The second aberration is more serious, more corrosive in its effect: It bears the portents of eating into the vitals of not just a system but the society at large. Simply stated, the government has spent huge amounts of money to establish public facilities with recurring expenditures to keep them running. But alas! There you have parasitical people like locusts invasively living off the cream of such institutions.
This has a multiplier effect. It creates greed and spreads its tentacles. Even builders of factories or apartments are resigned to the fact that they have to part with some money to the extortionists to ensure trouble-free execution of their projects. The cost of business having increased for the builder, he will mark up the prices of his services.
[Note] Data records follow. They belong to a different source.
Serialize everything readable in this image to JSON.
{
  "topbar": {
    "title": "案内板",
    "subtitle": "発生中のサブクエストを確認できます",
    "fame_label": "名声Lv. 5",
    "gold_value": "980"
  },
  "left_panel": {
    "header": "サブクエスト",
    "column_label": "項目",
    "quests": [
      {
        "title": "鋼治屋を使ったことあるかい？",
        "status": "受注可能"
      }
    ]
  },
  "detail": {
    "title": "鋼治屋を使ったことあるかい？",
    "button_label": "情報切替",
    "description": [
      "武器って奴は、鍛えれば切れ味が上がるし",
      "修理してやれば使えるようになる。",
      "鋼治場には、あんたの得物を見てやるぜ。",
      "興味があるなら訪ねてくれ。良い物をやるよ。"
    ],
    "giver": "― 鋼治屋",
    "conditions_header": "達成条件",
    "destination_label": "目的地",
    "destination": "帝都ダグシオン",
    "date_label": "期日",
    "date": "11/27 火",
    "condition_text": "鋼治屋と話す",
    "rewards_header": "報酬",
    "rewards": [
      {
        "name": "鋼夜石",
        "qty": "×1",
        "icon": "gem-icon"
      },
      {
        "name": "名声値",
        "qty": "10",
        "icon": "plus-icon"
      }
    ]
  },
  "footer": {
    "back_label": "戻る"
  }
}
The consumers will suffer in the end.
The ranks of the weak and vulnerable have been growing in Bangladesh as money being made out of thin air plucked by 'you-scratch –my back and I scratch yours' kind of colluding elements thriving on impunity.
It is the same attitude that created stock market bubbles, banking scams, and even globally, the apocalyptic financial meltdown of 2007-8.
One overarching ramification of all this is explained in simple terms: Ill-gotten money without any trace of origin will have evaded taxes or translated into flight of capital to safe havens. In this trend we are emerging as a noticeable player, certainly not our credit!
Unaccounted for money is susceptible to be ill-spent in drug markets, small arms purchases or financing hideous agendas. All this can destabilise a society.
A turn-around requires a Herculean effort. As Gandhi has put it, 'There is enough in the world for human need but not for human greed'. That is a powerful enough message to be heeded now. And, we must be up to the job of containing excessive greed because we are a conscionable nation deserving to see good sense ultimately prevailing in our midst.